If A = {1, 2, 3, 4, 5}, B = {2, 4, 6, 8} and C = {3, 4, 5, 6} ; verify :

(i) A - (B ∪ C) = (A - B) ∩ (A - C)

(ii) A - (B ∩ C) = (A - B) ∪ (A - C).

A = {1, 2, 3, 4, 5}

B = {2, 4, 6, 8}

C = {3, 4, 5, 6}

(i) A - (B ∪ C) = (A - B) ∩ (A - C)

Taking LHS : A - (B ∪ C)

B ∪ C - contains all the elements in set B and C.

B ∪ C = {2, 4, 6, 8} ∪ {3, 4, 5, 6}

B ∪ C = {2, 3, 4, 5, 6, 8}

A - (B ∪ C) - contains all the elements which are in set A but not in B ∪ C.

A - (B ∪ C) = {1, 2, 3, 4, 5} - {2, 3, 4, 5, 6, 8}

A - (B ∪ C) = {1} ……………(1)

Taking RHS : (A - B) ∩ (A - C)

A - B - contains all the elements which are in set A but not in B.

A - B = {1, 2, 3, 4, 5} - {2, 4, 6, 8}

A - B = {1, 3, 5}

A - C - contains all the elements which are in set A but not in C.

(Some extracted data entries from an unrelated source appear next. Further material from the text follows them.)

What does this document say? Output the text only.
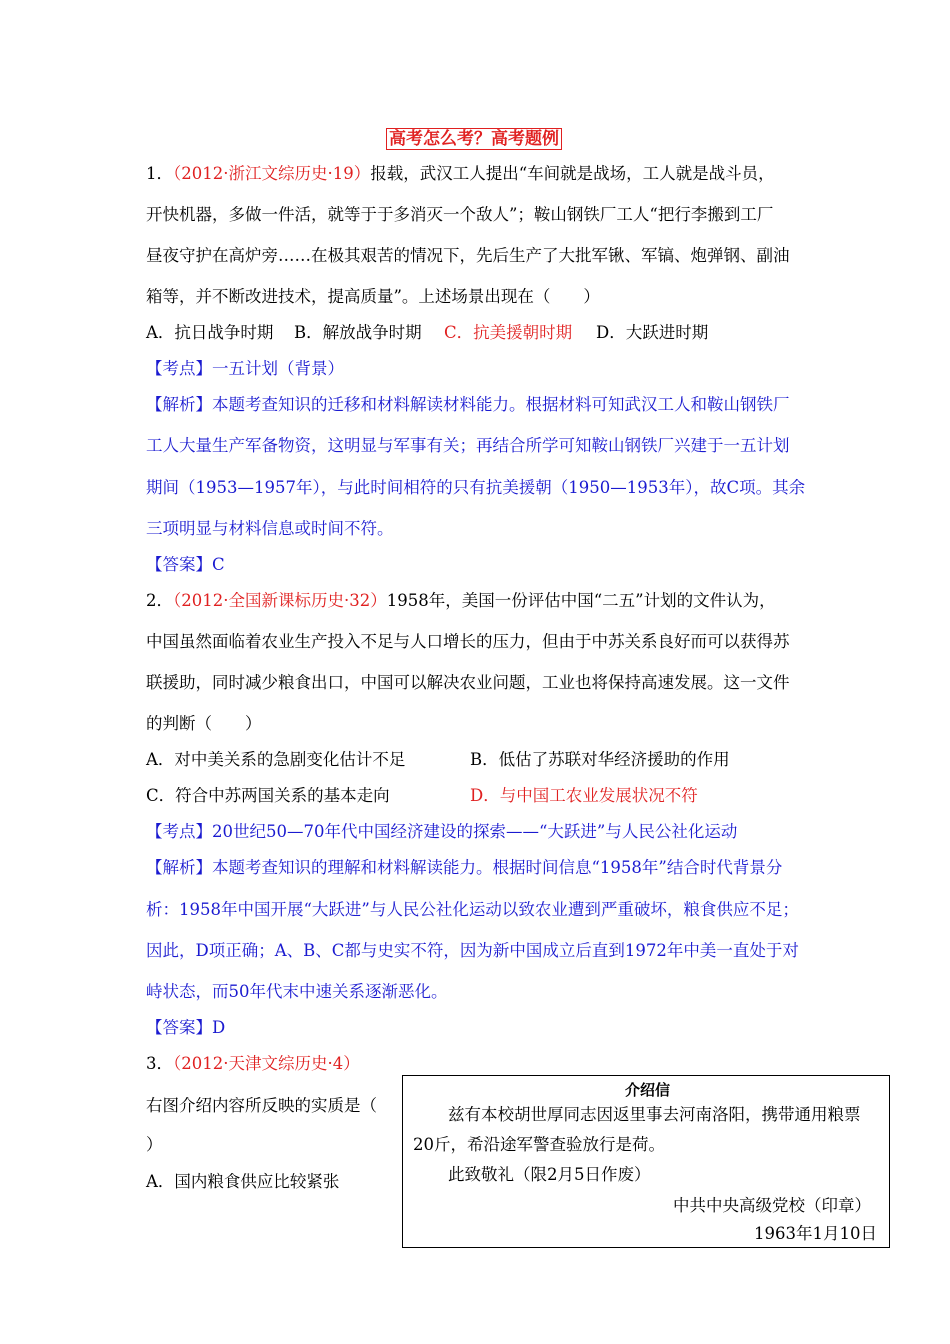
高考怎么考？高考题例
1．（2012·浙江文综历史·19）报载，武汉工人提出“车间就是战场，工人就是战斗员，
开快机器，多做一件活，就等于于多消灭一个敌人”；鞍山钢铁厂工人“把行李搬到工厂
昼夜守护在高炉旁……在极其艰苦的情况下，先后生产了大批军锹、军镐、炮弹钢、副油
箱等，并不断改进技术，提高质量”。上述场景出现在（　　）
A．抗日战争时期 B．解放战争时期 C．抗美援朝时期 D．大跃进时期
【考点】一五计划（背景）
【解析】本题考查知识的迁移和材料解读材料能力。根据材料可知武汉工人和鞍山钢铁厂
工人大量生产军备物资，这明显与军事有关；再结合所学可知鞍山钢铁厂兴建于一五计划
期间（1953—1957年），与此时间相符的只有抗美援朝（1950—1953年），故C项。其余
三项明显与材料信息或时间不符。
【答案】C
2．（2012·全国新课标历史·32）1958年，美国一份评估中国“二五”计划的文件认为，
中国虽然面临着农业生产投入不足与人口增长的压力，但由于中苏关系良好而可以获得苏
联援助，同时减少粮食出口，中国可以解决农业问题，工业也将保持高速发展。这一文件
的判断（　　）
A．对中美关系的急剧变化估计不足	B．低估了苏联对华经济援助的作用
C．符合中苏两国关系的基本走向	D．与中国工农业发展状况不符
【考点】20世纪50—70年代中国经济建设的探索——“大跃进”与人民公社化运动
【解析】本题考查知识的理解和材料解读能力。根据时间信息“1958年”结合时代背景分
析：1958年中国开展“大跃进”与人民公社化运动以致农业遭到严重破坏，粮食供应不足；
因此，D项正确；A、B、C都与史实不符，因为新中国成立后直到1972年中美一直处于对
峙状态，而50年代末中速关系逐渐恶化。
【答案】D
3．（2012·天津文综历史·4）
右图介绍内容所反映的实质是（
）
A．国内粮食供应比较紧张
介绍信
兹有本校胡世厚同志因返里事去河南洛阳，携带通用粮票
20斤，希沿途军警查验放行是荷。
此致敬礼（限2月5日作废）
中共中央高级党校（印章）
1963年1月10日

A - C = {1, 2, 3, 4, 5} - {3, 4, 5, 6}

A - C = {1, 2}

(A - B) ∩ (A - C) - contains all the common elements in set (A - B) and (A - C).

(A - B) ∩ (A - C) = {1, 3, 5} ∩ {1, 2}

(A - B) ∩ (A - C) = {1} ……………(2)

From (1) and (2), we can see

LHS = RHS

Hence, A - (B ∪ C) = (A - B) ∩ (A - C)

(ii) A - (B ∩ C) = (A - B) ∪ (A - C).

Taking LHS : A - (B ∩ C)

B ∩ C - contains all the common elements in set B and C.

B ∩ C = {2, 4, 6, 8} ∩ {3, 4, 5, 6}

B ∩ C = {4, 6}

A - (B ∩ C) - contains all the elements which are in set A but not in B ∩ C.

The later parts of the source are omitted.